Pansus DPRD Sulteng Minta Gubernur Evaluasi OPD yang Belanjanya Tak Capai di Atas 90 Persen

Muh. Rifai
A-AA+A++

Panitia Khusus (Pansus) DPRD Sulteng menilai Laporan Keterangan Pertanggungjawaban (LKPj) Kepala Daerah Provinsi Sulteng Tahun Anggaran 2023 disusun asal–asalan, karena dasar hukum yang ada sudah tidak sesuai lagi dan antara angka persentasi dan narasi tidak sesuai.

Hal tersebut tertuang dalam rekomendasi Pansus atas LKPj Kepala Daerah Tahun 2023 yang dibacakan juru bicara Pansus Sri Atun dalam sidang paripurna di ruang sidang utama, Selasa (30/04/2024).

Dalam rekomendasi itu disebutkan, belanja APBD Tahun 2023 hanya mencapai 87 persen disebabkan karena banyak kepala Organisasi Perangkat Daerah (OPD) yang tidak serius bekerja dan hal tersebut sudah pernah terjadi juga pada tahun 2022.

Olehnya, Pansus DPRD Sulteng meminta kepada gubernur sebagai kepala daerah agar mengevaluasi Kepala OPD yang belanjanya tidak mencapai di atas 90 persen. Ada dugaan beberapa Kepala OPD kegiatannya dilaksanakan oknum di dalam OPD itu sendiri dengan meminjam perusahaan sebagai pihak ketiganya.

“DPRD Sulteng meminta kepada kepala daerah agar kiranya Kepala OPD dengan kemampuan belanjanya hanya 73,19 persen dan dalam menetapkan anggaran tidak sesuai regulasi agar dilakukan pergantian Kepala OPD terkait,” ujar Sri Atun saat membacakan rekomendasi Pansus LKPj Kepala Daerah.

Pansus juga menganggap Pemprov Sulteng dalam mengelola keuangan, masih kurang terutama dalam belanja.

Pansus juga menyarankan kepada kepala daerah agar membentuk Pansus Kelapa Sawit karena banyaknya terjadi konflik agraria dan banyaknya penguasaan lahan kelapa sawit yang telah memiliki IUP, namun tidak memiliki HGU.

Selanjutnya, menyarankan kepada kepala daerah agar membentuk Pansus Bank Sulteng, karena saat ini kepemilikan saham terbesar di Bank Sulteng adalah PT. Mega Corpora.
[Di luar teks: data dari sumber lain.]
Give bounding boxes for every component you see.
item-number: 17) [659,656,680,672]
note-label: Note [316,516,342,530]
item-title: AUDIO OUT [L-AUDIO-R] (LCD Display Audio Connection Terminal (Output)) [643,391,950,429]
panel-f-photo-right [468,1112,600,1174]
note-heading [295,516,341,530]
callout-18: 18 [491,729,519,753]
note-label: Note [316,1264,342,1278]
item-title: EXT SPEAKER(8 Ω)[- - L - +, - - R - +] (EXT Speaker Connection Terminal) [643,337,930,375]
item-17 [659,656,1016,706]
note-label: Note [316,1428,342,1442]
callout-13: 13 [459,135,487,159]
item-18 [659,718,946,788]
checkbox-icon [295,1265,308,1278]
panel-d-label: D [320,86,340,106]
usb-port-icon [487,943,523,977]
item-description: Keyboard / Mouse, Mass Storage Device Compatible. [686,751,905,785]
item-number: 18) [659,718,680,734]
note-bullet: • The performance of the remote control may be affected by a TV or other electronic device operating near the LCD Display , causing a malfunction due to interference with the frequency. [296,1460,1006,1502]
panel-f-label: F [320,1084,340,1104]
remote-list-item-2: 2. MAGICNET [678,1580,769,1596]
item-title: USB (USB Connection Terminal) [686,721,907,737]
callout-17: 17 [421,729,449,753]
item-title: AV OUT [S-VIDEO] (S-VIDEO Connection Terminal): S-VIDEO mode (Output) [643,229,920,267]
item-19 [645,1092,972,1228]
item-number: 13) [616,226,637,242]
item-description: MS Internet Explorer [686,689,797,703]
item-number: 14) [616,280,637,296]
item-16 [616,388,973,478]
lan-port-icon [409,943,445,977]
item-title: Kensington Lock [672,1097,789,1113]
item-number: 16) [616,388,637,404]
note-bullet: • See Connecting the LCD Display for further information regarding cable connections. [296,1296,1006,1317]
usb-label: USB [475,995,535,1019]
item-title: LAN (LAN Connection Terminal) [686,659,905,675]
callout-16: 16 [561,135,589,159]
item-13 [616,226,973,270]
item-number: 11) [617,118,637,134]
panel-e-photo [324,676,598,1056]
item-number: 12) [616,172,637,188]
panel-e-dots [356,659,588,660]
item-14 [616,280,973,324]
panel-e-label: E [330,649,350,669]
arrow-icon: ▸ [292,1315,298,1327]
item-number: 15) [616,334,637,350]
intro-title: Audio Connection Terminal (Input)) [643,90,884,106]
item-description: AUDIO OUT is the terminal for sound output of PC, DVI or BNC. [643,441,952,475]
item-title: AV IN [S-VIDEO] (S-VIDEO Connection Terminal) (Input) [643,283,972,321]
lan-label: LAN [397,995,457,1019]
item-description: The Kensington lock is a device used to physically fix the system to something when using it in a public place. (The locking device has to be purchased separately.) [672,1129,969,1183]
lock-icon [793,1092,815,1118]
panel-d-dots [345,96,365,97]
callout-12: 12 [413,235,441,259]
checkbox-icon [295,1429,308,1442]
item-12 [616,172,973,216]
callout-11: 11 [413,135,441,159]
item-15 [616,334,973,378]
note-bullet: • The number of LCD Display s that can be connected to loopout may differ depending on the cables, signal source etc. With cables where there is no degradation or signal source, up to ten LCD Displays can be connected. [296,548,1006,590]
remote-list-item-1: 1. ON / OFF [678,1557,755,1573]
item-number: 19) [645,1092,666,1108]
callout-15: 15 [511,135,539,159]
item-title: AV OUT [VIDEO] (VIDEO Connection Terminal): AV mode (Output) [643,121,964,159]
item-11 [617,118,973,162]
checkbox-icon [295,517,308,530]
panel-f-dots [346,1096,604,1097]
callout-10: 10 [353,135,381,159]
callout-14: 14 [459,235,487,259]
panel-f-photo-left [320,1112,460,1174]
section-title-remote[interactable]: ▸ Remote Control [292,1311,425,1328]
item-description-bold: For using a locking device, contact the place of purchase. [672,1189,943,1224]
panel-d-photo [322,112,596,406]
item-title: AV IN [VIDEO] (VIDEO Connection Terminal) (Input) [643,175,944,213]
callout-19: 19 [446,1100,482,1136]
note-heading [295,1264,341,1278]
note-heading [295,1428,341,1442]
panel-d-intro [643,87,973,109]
Hal tersebut menyalahi peraturan perundang – undangan dan juga belum disahkannya perda tentang penyertaan modal.

Pansus juga meminta agar perlunya perhatian pemerintah daerah terkait pengelolaan PT. Pembangunan Sulteng, karena tidak ada Pendapatan Asli Daerah (PAD) yang dihasilkan.

Sebagaimana diketahui, hasil pengelolaan kekayaan daerah yang dipisahkan dengan Target Rp.276 Miliar lebih. Namun dalam realisasi, hanya sebesar Rp.52 Miliar lebih atau 18,98 persen, sehingga harus menjadi perhatian serius dari Pemerintah Provinsi Sulteng untuk lebih ditingkatkan.